И если, как свидетельствует очевидец, «все его со вниманием слушали», то несомненно, что и в этих его личных наблюдениях велика была жизненная правда, о которой он рассказывал с талантом формирующегося художника.
«В хаосе мнений противоречивых и все более остро враждебных, следя за борьбой чувства с разумом, в этих битвах, из которых истина, казалось мне, должна была стремглав убегать или удаляться изувеченной, — позднее вспоминал Горький, — в этом кипении идей я не находил ничего «по душе» для меня… Так же как в Казани, Борисоглебске, Царицыне, здесь я тоже испытывал недоумение и тревогу, наблюдая жизнь интеллигенции… Мне было снова не ясно: почему интеллигенция не делает более энергичных усилий проникнуть в массу людей, пустая жизнь которых казалась мне совершенно бесполезной, возмущала меня своей духовной нищетой, диковинной скукой, а особенно — равнодушной жестокостью в отношении людей друг к другу…»
Единственным человеком, который, казалось Горькому, мог бы объяснить ему пути русской жизни, указать смысл «подвига» и «широту» разумной работы, был Короленко.
«Я не ходил к Владимиру Галактионовичу, — вспоминал Горький, — ибо, — как уже сказано, — решительно отказался от попыток писать. Встречал я его только изредка мельком на улицах или в собраниях у знакомых, где он держался молчаливо, спокойно прислушиваясь к спорам. Его спокойствие волновало меня. Подо мною все колебалось, вокруг меня, я хорошо видел это, начиналось некоторое брожение. Все волновались, спорили, — на чем же стоит этот человек? Но я не решался подойти к нему и спросить:
«Почему вы спокойны?»
Летней ночью в 1890 году Горький и Короленко встретились на аллее нижегородского «Откоса» — высоком берегу Волги. Здесь, на скамье «Откоса», Горький задал ему этот волновавший его вопрос.
Ответ Короленко был прост: «Я знаю, что мне нужно делать, и убежден в полезности того, что делаю».

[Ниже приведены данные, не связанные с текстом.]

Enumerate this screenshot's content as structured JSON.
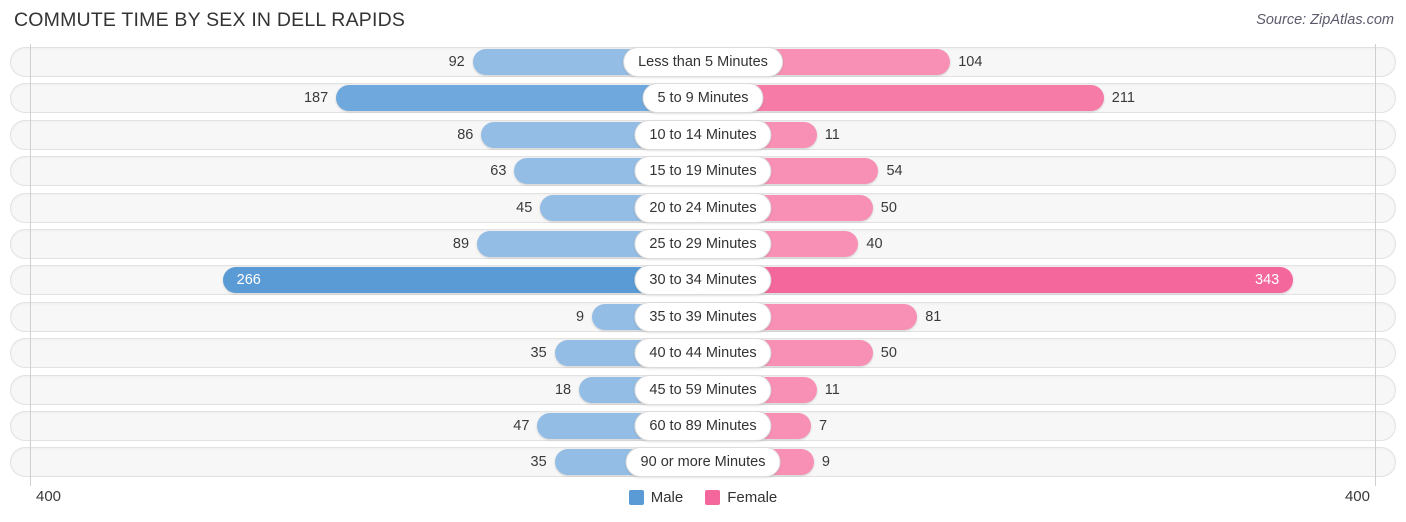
{
  "header": {
    "title": "COMMUTE TIME BY SEX IN DELL RAPIDS",
    "source": "Source: ZipAtlas.com"
  },
  "axis": {
    "left_label": "400",
    "right_label": "400",
    "max": 400
  },
  "legend": {
    "items": [
      {
        "label": "Male",
        "color": "#5b9bd5"
      },
      {
        "label": "Female",
        "color": "#f4679d"
      }
    ]
  },
  "colors": {
    "male_light": "#93bde4",
    "male_mid": "#6fa8dc",
    "male_strong": "#5b9bd5",
    "female_light": "#f790b4",
    "female_mid": "#f67ba6",
    "female_strong": "#f4679d",
    "track": "#f7f7f7",
    "gridline": "#cfcfcf"
  },
  "chart_data": {
    "type": "bar",
    "subtype": "diverging-bidirectional-bar",
    "title": "COMMUTE TIME BY SEX IN DELL RAPIDS",
    "xlabel": "",
    "ylabel": "",
    "xlim": [
      400,
      400
    ],
    "grid": true,
    "legend_position": "bottom-center",
    "categories": [
      "Less than 5 Minutes",
      "5 to 9 Minutes",
      "10 to 14 Minutes",
      "15 to 19 Minutes",
      "20 to 24 Minutes",
      "25 to 29 Minutes",
      "30 to 34 Minutes",
      "35 to 39 Minutes",
      "40 to 44 Minutes",
      "45 to 59 Minutes",
      "60 to 89 Minutes",
      "90 or more Minutes"
    ],
    "series": [
      {
        "name": "Male",
        "direction": "left",
        "values": [
          92,
          187,
          86,
          63,
          45,
          89,
          266,
          9,
          35,
          18,
          47,
          35
        ]
      },
      {
        "name": "Female",
        "direction": "right",
        "values": [
          104,
          211,
          11,
          54,
          50,
          40,
          343,
          81,
          50,
          11,
          7,
          9
        ]
      }
    ]
  },
  "rows": [
    {
      "category": "Less than 5 Minutes",
      "male": "92",
      "female": "104",
      "male_v": 92,
      "female_v": 104,
      "tone": "light"
    },
    {
      "category": "5 to 9 Minutes",
      "male": "187",
      "female": "211",
      "male_v": 187,
      "female_v": 211,
      "tone": "strong"
    },
    {
      "category": "10 to 14 Minutes",
      "male": "86",
      "female": "11",
      "male_v": 86,
      "female_v": 11,
      "tone": "light"
    },
    {
      "category": "15 to 19 Minutes",
      "male": "63",
      "female": "54",
      "male_v": 63,
      "female_v": 54,
      "tone": "light"
    },
    {
      "category": "20 to 24 Minutes",
      "male": "45",
      "female": "50",
      "male_v": 45,
      "female_v": 50,
      "tone": "light"
    },
    {
      "category": "25 to 29 Minutes",
      "male": "89",
      "female": "40",
      "male_v": 89,
      "female_v": 40,
      "tone": "light"
    },
    {
      "category": "30 to 34 Minutes",
      "male": "266",
      "female": "343",
      "male_v": 266,
      "female_v": 343,
      "tone": "emphasis"
    },
    {
      "category": "35 to 39 Minutes",
      "male": "9",
      "female": "81",
      "male_v": 9,
      "female_v": 81,
      "tone": "light"
    },
    {
      "category": "40 to 44 Minutes",
      "male": "35",
      "female": "50",
      "male_v": 35,
      "female_v": 50,
      "tone": "light"
    },
    {
      "category": "45 to 59 Minutes",
      "male": "18",
      "female": "11",
      "male_v": 18,
      "female_v": 11,
      "tone": "light"
    },
    {
      "category": "60 to 89 Minutes",
      "male": "47",
      "female": "7",
      "male_v": 47,
      "female_v": 7,
      "tone": "light"
    },
    {
      "category": "90 or more Minutes",
      "male": "35",
      "female": "9",
      "male_v": 35,
      "female_v": 9,
      "tone": "light"
    }
  ]
}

Короленко был одним из лучших и талантливейших представителей демократической интеллигенции пореформенной эпохи, неутомимым борцом против крепостнической реакции. Все свои силы художника, публициста и общественного деятеля он отдавал этой борьбе и был глубоко убежден в ее насущной необходимости. Он был человеком уравновешенной и крепкой психики, цели «высшие и отдаленные» он заменил близлежащими социальными задачами и наивно верил в то, что исполнение их само, без острой классовой борьбы, решит вопросы «отдаленного» будущего.

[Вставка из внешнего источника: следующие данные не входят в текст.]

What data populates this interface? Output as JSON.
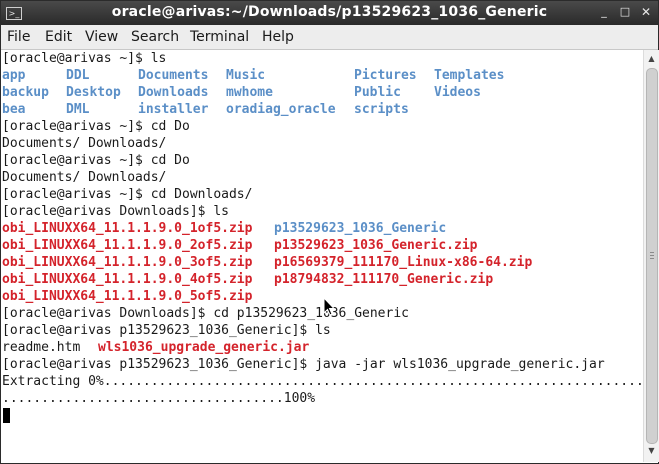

И теперь, на скамье «Откоса», в ответ на раскрытые перед ним тревоги и недоумения Горького, он взволнованно говорил о своей вере:
«Необходима — справедливость! Когда она, накопляясь понемногу маленькими искорками, образует большой огонь, он сожжет всю ложь и грязь земли, и только тогда жизнь изменит свои тяжелые, печальные формы. Упрямо, не щадя себя, никого и ничего не щадя, вносите в жизнь справедливость — вот как я думаю» (15, 31).
В историческом смысле это короленковское понятие «справедливости» было понятием демократической борьбы против гнета крепостничества и его пережитков.
Борьба эта в значительной степени легла на плечи бессословной интеллигенции. Но «бессословность» не означала «бесклассовости» интеллигенции, это исчерпывающе разъяснил Ленин.
«Бессословность», — писал он, — нимало не исключает классового происхождения идей интеллигенции… Всегда и везде буржуазия выступала против отживших сословных рамок и других средневековых учреждений во имя всего «народа», классовые противоречия внутри которого были еще не развиты, и она была, как на Западе, так и в России, права, так как критикуемые учреждения стесняли действительно всех»[13].
Развитие классовых противоречий разрушало первоначальное единство, раскалывая «бессословную интеллигенцию» на либеральные и демократические группы, — пестрая картина измен демократическим идеалам особенно характерна для 80-х годов.
Короленко оставался верным рыцарем демократии и энергичным пропагандистом борьбы с произволом самодержавия и с дворянско-полицейским режимом при глубоком сочувствии к угнетенным массам. Но он был не только демократическим, но и буржуазно-демократическим борцом, представлял общебуржуазные интересы, поскольку их защита являлась прогрессивным делом по отношению к диким пережиткам крепостничества и дворянской гегемонии.